Wednesday, January 18, 2006

The roots of Iran nuclear crisis and the solutions nobody wants to talk about

Today I have written 2 very long posts on this subject.

Firstly, about China and Russia and their relationship with Iran (nothing new):
The China-Iran-Russia axis has been dubbed "that other axis" by Asia Times' Jephraim P. Gundzik, who wrote June 9, 2005, that "Beijing's increasingly close ties with Moscow and Tehran will thwart Washington's foreign policy goal of expanding US security footholds in the Middle East, Central Asia and Asia. However, the primacy of economic stability will most likely prevent a proxy-style military confrontation, in Iran or North Korea, between China and the US."
And about the actual crisis. And its solutions as seen on an article of Victor Hanson:(the link it's not on the original post, I forgot to insert it, gluppp)
A) First is the ostrich strategy — see and hear no evil,
B) Alternatively, we could step up further global condemnation
C) A third, and often unmentionable, course is to allow the most likely intended target of nuclear Iran, Israel, to take matters into its own hands.
D) The fourth scenario is as increasingly dreaded as it is apparently inevitable — a U.S. air strike.
As I say in my post, the fact that most surprised me when I read the article, was that the possibility of a joint world attack is not even mentioned. Although everyone of them are just not very comfortable with the idea of having a nuclear Iran.
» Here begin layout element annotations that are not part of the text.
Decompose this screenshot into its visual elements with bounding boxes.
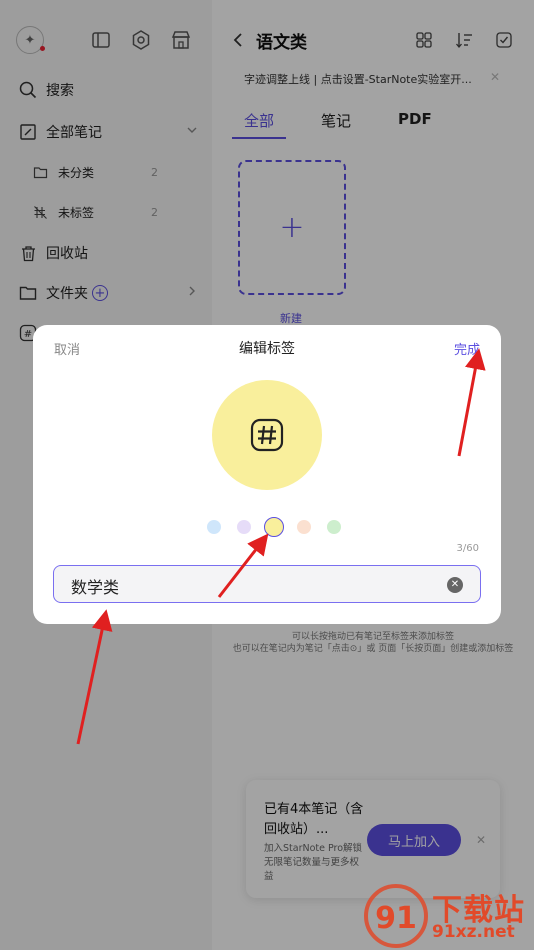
edit-tag-dialog: 编辑标签 取消 完成 3/60 数学类 ✕ — [33, 325, 501, 624]
color-swatch[interactable] — [207, 520, 221, 534]
watermark-logo: 91 — [364, 884, 428, 948]
tag-name-input[interactable]: 数学类 ✕ — [53, 565, 481, 603]
color-picker — [199, 517, 341, 537]
color-swatch[interactable] — [297, 520, 311, 534]
cancel-button[interactable]: 取消 — [54, 339, 80, 358]
color-swatch[interactable] — [264, 517, 284, 537]
tag-name-value[interactable]: 数学类 — [71, 574, 119, 598]
tag-preview — [212, 380, 322, 490]
color-swatch[interactable] — [237, 520, 251, 534]
svg-text:91: 91 — [375, 901, 417, 936]
clear-input-icon[interactable]: ✕ — [447, 577, 463, 593]
tag-hash-icon — [250, 418, 284, 452]
dialog-title: 编辑标签 — [239, 341, 295, 357]
watermark-url: 91xz.net — [432, 922, 515, 942]
char-counter: 3/60 — [456, 543, 479, 554]
color-swatch[interactable] — [327, 520, 341, 534]
done-button[interactable]: 完成 — [454, 339, 480, 358]
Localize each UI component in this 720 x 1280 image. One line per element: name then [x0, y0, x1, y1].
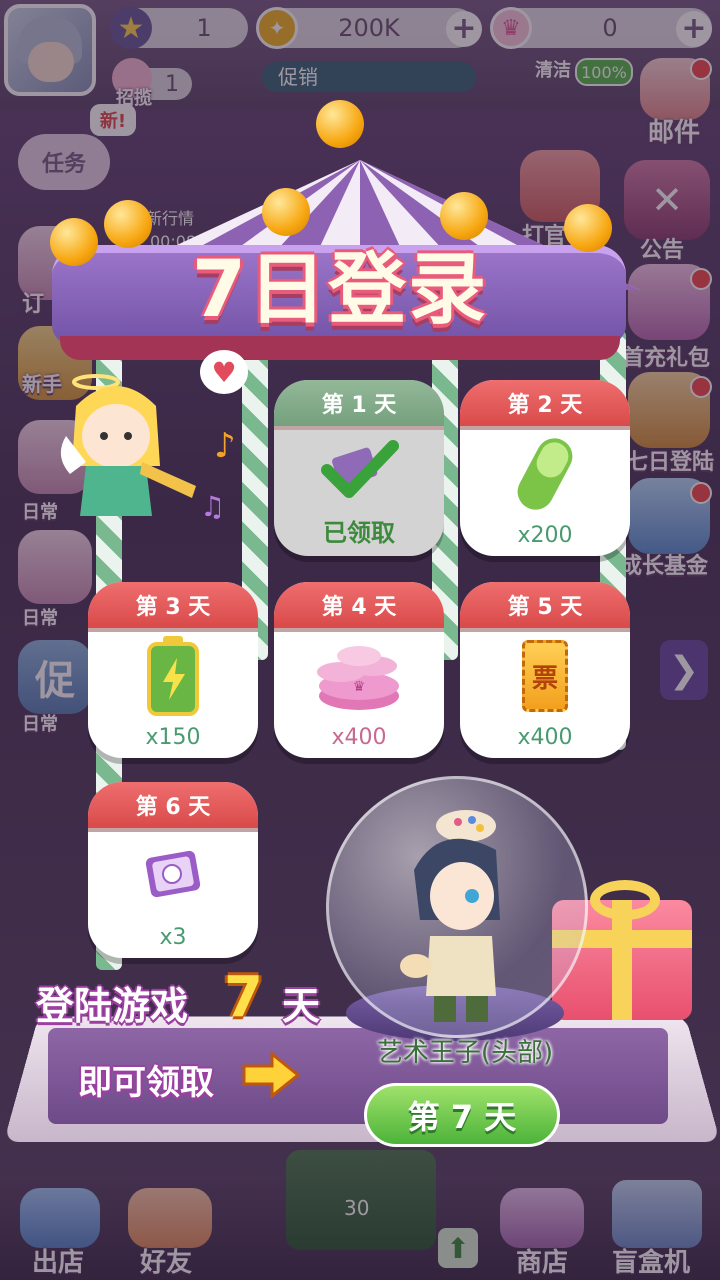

And oh, well, the Oscar for an ambigous expression goes to:
The question of sanctions against Iran puts the cart before the horse - sanctions are in no way the best, or the only, way to solve the problem
Sergey Lavrov Russian foreign minister
Marvellous, eh? What are those solutions??? Why he does not state them?

1 comment:

Pastorius said...

That guys statement may go down in history next to Neville Chamberlain's "Peace in out time."